What do I say ALL Intel is a better fit for LInux? It seems that Intel provides Linux with all the info to make everything work and is the first choice of their binary archives. If you had a Nvidia video, they didn't want anybody to know what was in their video driver, you had to load a proprietary driver than didn't work well in Linux. Of course, the Nvidia drivers for Windows and Apple were stable, just not Linux.
So, is Psion really on the prowl to sue the world for adopting the term many years after its fate was sealed in regions of the globe that it never got a foothold in? I guess there is a hungry lawyer out there somewhere that try.
You never know who might sue you for what now a days. Create something with the look and feel of something else, you're sued. Write a program more complex than "Hello World" and you could be in big trouble.
It is never quite that simple. Trademarks can be only for given localities - you have to have a presence in the market place.

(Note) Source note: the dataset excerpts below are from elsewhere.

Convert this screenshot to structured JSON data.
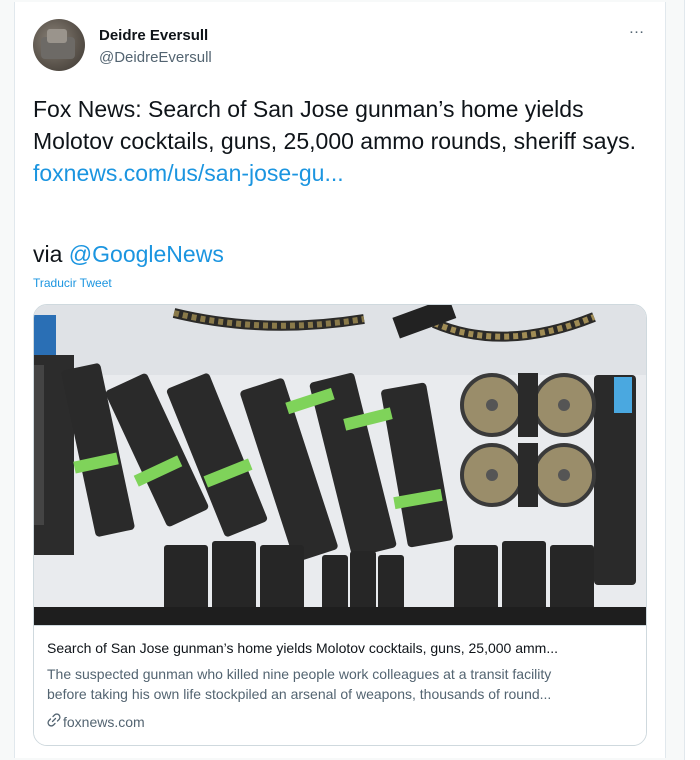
{
  "user": {
    "name": "Deidre Eversull",
    "handle": "@DeidreEversull"
  },
  "menu": {
    "more_icon": "…"
  },
  "tweet": {
    "text": "Fox News: Search of San Jose gunman’s home yields Molotov cocktails, guns, 25,000 ammo rounds, sheriff says.",
    "link": "foxnews.com/us/san-jose-gu...",
    "via_prefix": "via ",
    "via_mention": "@GoogleNews",
    "translate": "Traducir Tweet"
  },
  "card": {
    "title": "Search of San Jose gunman’s home yields Molotov cocktails, guns, 25,000 amm...",
    "description_line1": "The suspected gunman who killed nine people work colleagues at a transit facility",
    "description_line2": "before taking his own life stockpiled an arsenal of weapons, thousands of round...",
    "domain": "foxnews.com",
    "domain_icon": "link-icon"
  },
  "colors": {
    "link": "#1b95e0",
    "text": "#0f1419",
    "muted": "#536471",
    "border": "#cfd9de"
  }
}
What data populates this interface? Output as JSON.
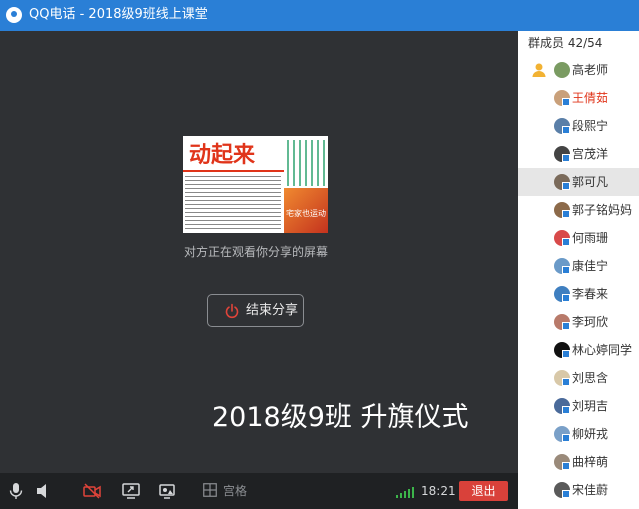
{
  "window": {
    "title": "QQ电话 - 2018级9班线上课堂"
  },
  "stage": {
    "thumbnail": {
      "headline": "动起来",
      "photo_caption": "宅家也运动"
    },
    "share_status": "对方正在观看你分享的屏幕",
    "stop_share_label": "结束分享",
    "overlay_text": "2018级9班 升旗仪式"
  },
  "toolbar": {
    "grid_label": "宫格",
    "time": "18:21",
    "exit_label": "退出"
  },
  "sidebar": {
    "header": "群成员 42/54",
    "members": [
      {
        "name": "高老师",
        "owner": true,
        "color": "#7a9b62"
      },
      {
        "name": "王倩茹",
        "highlight": true,
        "color": "#c9a07a"
      },
      {
        "name": "段熙宁",
        "color": "#5a7fa8"
      },
      {
        "name": "宫茂洋",
        "color": "#444444"
      },
      {
        "name": "郭可凡",
        "selected": true,
        "color": "#7a6a5a"
      },
      {
        "name": "郭子铭妈妈",
        "color": "#8c6a4a"
      },
      {
        "name": "何雨珊",
        "color": "#d84a4a"
      },
      {
        "name": "康佳宁",
        "color": "#6a9ac8"
      },
      {
        "name": "李春来",
        "color": "#3f7fc0"
      },
      {
        "name": "李珂欣",
        "color": "#b87a6a"
      },
      {
        "name": "林心婷同学",
        "color": "#111111"
      },
      {
        "name": "刘思含",
        "color": "#d8c8a8"
      },
      {
        "name": "刘玥吉",
        "color": "#4a6a9a"
      },
      {
        "name": "柳妍戎",
        "color": "#7aa0c8"
      },
      {
        "name": "曲梓萌",
        "color": "#9a8a7a"
      },
      {
        "name": "宋佳蔚",
        "color": "#5a5a5a"
      }
    ]
  },
  "colors": {
    "accent": "#2a7fd6",
    "exit": "#d9413a",
    "highlight_name": "#e0341a"
  }
}
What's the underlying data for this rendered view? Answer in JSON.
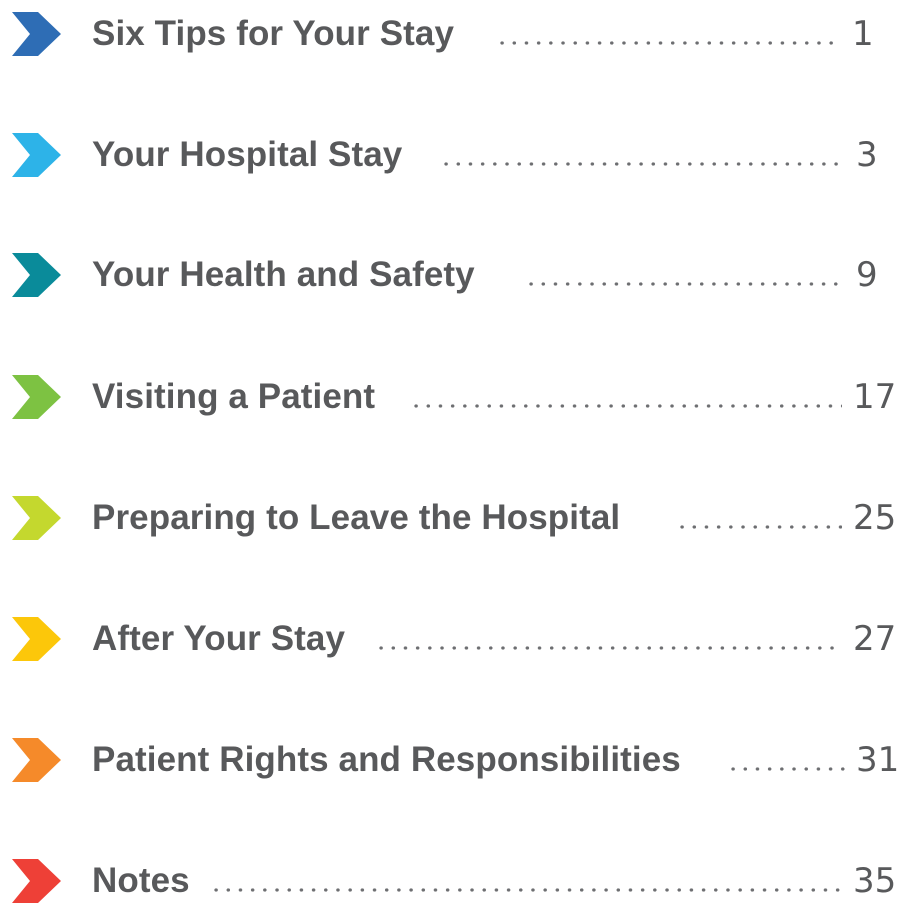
{
  "toc": {
    "entries": [
      {
        "title": "Six Tips for Your Stay",
        "page": "1",
        "icon": "chevron-right-icon",
        "color": "#2e6db5"
      },
      {
        "title": "Your Hospital Stay",
        "page": "3",
        "icon": "chevron-right-icon",
        "color": "#2db3e8"
      },
      {
        "title": "Your Health and Safety",
        "page": "9",
        "icon": "chevron-right-icon",
        "color": "#0a8b9a"
      },
      {
        "title": "Visiting a Patient",
        "page": "17",
        "icon": "chevron-right-icon",
        "color": "#7dc242"
      },
      {
        "title": "Preparing to Leave the Hospital",
        "page": "25",
        "icon": "chevron-right-icon",
        "color": "#c4d82e"
      },
      {
        "title": "After Your Stay",
        "page": "27",
        "icon": "chevron-right-icon",
        "color": "#fcc70a"
      },
      {
        "title": "Patient Rights and Responsibilities",
        "page": "31",
        "icon": "chevron-right-icon",
        "color": "#f58a2a"
      },
      {
        "title": "Notes",
        "page": "35",
        "icon": "chevron-right-icon",
        "color": "#ee4037"
      }
    ]
  }
}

Remember Apple (The record label) had a dispute with Apple (The computer company) over the name. As they were in different businesses Apple the computer company was in the clear. Of course now Apple computers owes it's success to its presence in the music business.
A certain Mr McDonald who had a restaurant bearing his name in Scotland was sue by the McDonald's, property investment, sorry clown entertainment for children, sorry burger company as they wanted his name. Despite the fact he was in that locality first.
not cheap like a EEE but VERY fast .a I3 Netbook .
Are you sure that the "soft plastic" isn't just the piece of cling vinyl used to protect the screen during shipping? If it is, you haven't ruined anything: just peel it off.
-Phil
Actually, I really intended to type 'notebook', but some how 'netbook' ended up on the page instead. In converstation with friends and associates, I use the term 'notebook computer' rather consistently.
I gave it the Windows 10 upgrade back when and it works fine about as fast as it ever did... slow by today's standards and wastes tons of power as heat. A nice lap warmer on a cold winter night. I rarely use it, but it's been a loyal dog and I dutifully keep it updated along with the rest of my fleet of PCs. Woe unto him who gets far behind in his monthly Windows 10 updates...
Anyway, it was noticeably sluggish the last two times I fired it up and I'm 99% sure it's the hard drive (160GB capacity, mostly empty). I found a bunch on (surprise) Ebay China and was pleasantly surprised to nab this new 120GB 2.5" HDD for just $11: https://www.ebay.com/itm/272071892361
Should be an easy HDD swap after saving data & making a USB recovery drive, as I did on my big Toshiba laptop last year.
Not a mission-critical or heavy-duty application, so it's likely this Chinese drive will last as long as I need. At that price, what else can we use these heat-generating HDDs for? Mini-boat anchors? Coffee cup warmers? Vibro massage therapy? Gyroscopes?